1 files changed, 13 insertions, 12 deletions

diff --git a/timebase.c b/timebase.c
index 7c790c06..26ab4bb6 100644
--- a/timebase.c
+++ b/timebase.c
@@ -85,9 +85,9 @@ Two last things:
 = End Sidebar =
 
 Date and time in GPS is represented as number of weeks mod 1024 from
-the start of zero second of 6 January 1980, and number of SI seconds into
-the week.  GPS time is not leap-second corrected, and has a constant
-offset from TAI, but not from UTC.
+1980-01-06T00:00.00Z, and number of SI seconds into the week.  GPS
+time is not leap-second corrected, and has a constant offset from TAI,
+but not from UTC.
 
 There are hence two issues with converting GPS Time to UTC:
 
@@ -114,7 +114,7 @@ broadcast, roughly once ever 20 minutes.  While the satellites do
 notify GPSes of upcoming leap-seconds, this notification is not
 necessarily processed correctly on consumer-grade devices, and will
 not be available at all when a GPS receiver has just
-cold-booted.  Thus, the time reported from NMEA devices, although
+cold-booted.  Thus, the time reported from GPS devices, although
 supposed to be UTC, may be offset by an integer number of seconds
 between a cold boot or leap second and the following
 subframe broadcast. 
@@ -127,24 +127,24 @@ divergence will normally be only one second or less.
 GPS date and time are subject to a rollover problem in the 10-bit week
 number counter, which will re-zero every 1024 weeks (roughly every 20
 years).
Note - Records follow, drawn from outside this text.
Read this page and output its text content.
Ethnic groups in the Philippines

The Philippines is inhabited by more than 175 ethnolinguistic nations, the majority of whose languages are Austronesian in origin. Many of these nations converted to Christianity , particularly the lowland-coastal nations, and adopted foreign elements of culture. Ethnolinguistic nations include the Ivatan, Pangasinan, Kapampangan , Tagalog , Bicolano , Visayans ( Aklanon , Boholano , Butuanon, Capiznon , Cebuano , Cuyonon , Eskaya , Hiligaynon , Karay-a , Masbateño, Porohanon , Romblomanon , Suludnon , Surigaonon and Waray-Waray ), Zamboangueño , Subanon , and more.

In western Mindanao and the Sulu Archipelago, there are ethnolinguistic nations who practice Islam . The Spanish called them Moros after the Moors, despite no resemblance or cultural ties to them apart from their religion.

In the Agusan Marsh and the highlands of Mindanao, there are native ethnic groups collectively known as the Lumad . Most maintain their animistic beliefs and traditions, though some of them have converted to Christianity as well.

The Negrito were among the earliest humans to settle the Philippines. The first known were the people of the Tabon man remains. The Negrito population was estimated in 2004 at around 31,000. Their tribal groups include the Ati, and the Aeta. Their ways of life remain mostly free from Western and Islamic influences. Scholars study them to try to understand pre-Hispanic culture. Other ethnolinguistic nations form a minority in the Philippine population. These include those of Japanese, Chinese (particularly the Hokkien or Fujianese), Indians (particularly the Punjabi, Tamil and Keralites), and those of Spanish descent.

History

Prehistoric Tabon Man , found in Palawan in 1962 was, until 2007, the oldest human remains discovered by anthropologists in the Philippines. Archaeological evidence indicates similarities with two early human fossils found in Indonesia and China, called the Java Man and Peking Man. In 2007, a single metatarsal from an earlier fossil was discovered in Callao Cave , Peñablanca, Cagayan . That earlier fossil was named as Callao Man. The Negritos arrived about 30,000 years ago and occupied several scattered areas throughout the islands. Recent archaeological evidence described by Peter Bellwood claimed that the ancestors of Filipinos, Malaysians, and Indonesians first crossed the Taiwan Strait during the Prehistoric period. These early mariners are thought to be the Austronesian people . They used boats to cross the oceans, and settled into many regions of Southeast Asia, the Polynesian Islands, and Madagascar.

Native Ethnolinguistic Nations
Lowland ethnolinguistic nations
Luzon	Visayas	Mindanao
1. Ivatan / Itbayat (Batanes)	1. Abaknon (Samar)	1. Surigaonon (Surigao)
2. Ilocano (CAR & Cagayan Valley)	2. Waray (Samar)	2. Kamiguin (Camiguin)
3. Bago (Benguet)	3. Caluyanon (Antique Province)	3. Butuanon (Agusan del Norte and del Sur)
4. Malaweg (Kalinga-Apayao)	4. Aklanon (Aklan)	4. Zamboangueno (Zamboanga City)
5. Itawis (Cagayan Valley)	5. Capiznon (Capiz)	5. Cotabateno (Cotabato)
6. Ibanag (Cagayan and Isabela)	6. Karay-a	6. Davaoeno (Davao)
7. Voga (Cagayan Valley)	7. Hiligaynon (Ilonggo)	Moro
The last rollover (and the first since GPS went live in 1980)
-was 0000 22 August 1999; the next would fall in 2019, but plans are
+was 1999-08-22T00:00:00Z; the next would fall in 2019, but plans are
 afoot to upgrade the satellite counters to 13 bits; this will delay
 the next rollover until 2173.
 
 For accurate time reporting, therefore, a GPS requires a supplemental
 time reference sufficient to identify the current rollover period,
-e.g. accurate to within 512 weeks.  Many NMEA GPSes have a wired-in
+e.g. accurate to within 512 weeks.  Many GPSes have a wired-in
 assumption about the UTC time of the last rollover and will thus report
 incorrect times outside the rollover period they were designed in.
 
 These conditions leave gpsd in a serious hole.  Actually there are several
 interrelated problems:
 
-1) Every NMEA device has some assumption about base epoch (date of
+1) Every device has some assumption about base epoch (date of
 last rollover) that we don't have access to.  Thus, there's no way to
 check whether a rollover the device wasn't prepared for has occurred
 before gpsd startup time (making the reported UTC date invalid)
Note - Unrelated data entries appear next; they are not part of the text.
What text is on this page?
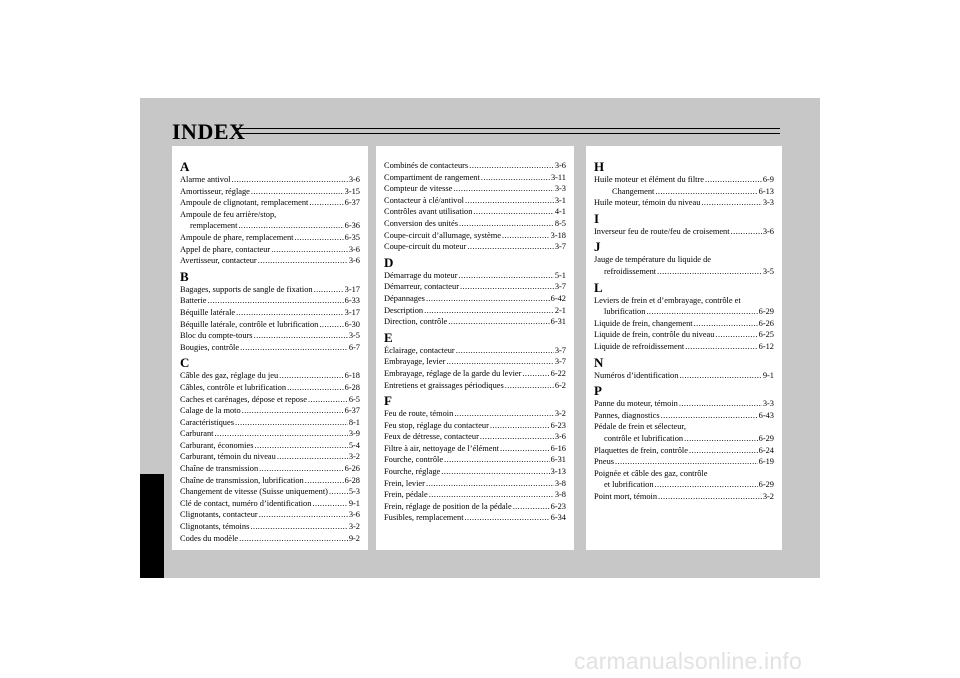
INDEX
A
Alarme antivol .....	3-6
Amortisseur, réglage .....	3-15
Ampoule de clignotant, remplacement .....	6-37
Ampoule de feu arrière/stop,
remplacement .....	6-36
Ampoule de phare, remplacement .....	6-35
Appel de phare, contacteur .....	3-6
Avertisseur, contacteur .....	3-6
B
Bagages, supports de sangle de fixation .....	3-17
Batterie .....	6-33
Béquille latérale .....	3-17
Béquille latérale, contrôle et lubrification .....	6-30
Bloc du compte-tours .....	3-5
Bougies, contrôle .....	6-7
C
Câble des gaz, réglage du jeu .....	6-18
Câbles, contrôle et lubrification .....	6-28
Caches et carénages, dépose et repose .....	6-5
Calage de la moto .....	6-37
Caractéristiques .....	8-1
Carburant .....	3-9
Carburant, économies .....	5-4
Carburant, témoin du niveau .....	3-2
Chaîne de transmission .....	6-26
Chaîne de transmission, lubrification .....	6-28
Changement de vitesse (Suisse uniquement) ..... 5-3
Clé de contact, numéro d’identification .....	9-1
Clignotants, contacteur .....	3-6
Clignotants, témoins .....	3-2
Codes du modèle .....	9-2
Combinés de contacteurs .....	3-6
Compartiment de rangement .....	3-11
Compteur de vitesse .....	3-3
Contacteur à clé/antivol .....	3-1
Contrôles avant utilisation .....	4-1
Conversion des unités .....	8-5
Coupe-circuit d’allumage, système .....	3-18
Coupe-circuit du moteur .....	3-7
D
Démarrage du moteur .....	5-1
Démarreur, contacteur .....	3-7
Dépannages .....	6-42
Description .....	2-1
Direction, contrôle .....	6-31
E
Éclairage, contacteur .....	3-7
Embrayage, levier .....	3-7
Embrayage, réglage de la garde du levier .....	6-22
Entretiens et graissages périodiques .....	6-2
F
Feu de route, témoin .....	3-2
Feu stop, réglage du contacteur .....	6-23
Feux de détresse, contacteur .....	3-6
Filtre à air, nettoyage de l’élément .....	6-16
Fourche, contrôle .....	6-31
Fourche, réglage .....	3-13
Frein, levier .....	3-8
Frein, pédale .....	3-8
Frein, réglage de position de la pédale .....	6-23
Fusibles, remplacement .....	6-34
H
Huile moteur et élément du filtre .....	6-9
Changement .....	6-13
Huile moteur, témoin du niveau .....	3-3
I
Inverseur feu de route/feu de croisement .....	3-6
J
Jauge de température du liquide de
refroidissement .....	3-5
L
Leviers de frein et d’embrayage, contrôle et
lubrification .....	6-29
Liquide de frein, changement .....	6-26
Liquide de frein, contrôle du niveau .....	6-25
Liquide de refroidissement .....	6-12
N
Numéros d’identification .....	9-1
P
Panne du moteur, témoin .....	3-3
Pannes, diagnostics .....	6-43
Pédale de frein et sélecteur,
contrôle et lubrification .....	6-29
Plaquettes de frein, contrôle .....	6-24
Pneus .....	6-19
Poignée et câble des gaz, contrôle
et lubrification .....	6-29
Point mort, témoin .....	3-2
carmanualsonline.info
-without some other time source.  (Some NMEA devices may keep a
+without some other time source.  (Some devices may keep a
 rollover count in NVRAM and avoid the problem; we can't tell when that's
 happening, either.)
 
@@ -167,10 +167,11 @@ is enabled, which requires 38400bps. Evermore GPSes can't be made to
 report it at all. Furthermore, before the almanac load the GPS may report
 a fixed (and possibly out of date) offset.
 
-Conclusion: if the system clock isn't accurate enough that we can deduce
-what rollover period we're in, we're utterly hosed. Furthermore, if it's
-not accurate to within a second and only NMEA devices are reporting,
-we don't even know what century it is!
+Conclusion: if the system clock isn't accurate enough that we can
+deduce what rollover period we're in, we're utterly
+hosed. Furthermore, if it's not accurate to within a second and only
+NMEA devices that don't emit ZDA are reporting, we don't even know
+what century it is!
 
 Therefore, we must assume the system clock is reliable to within a second.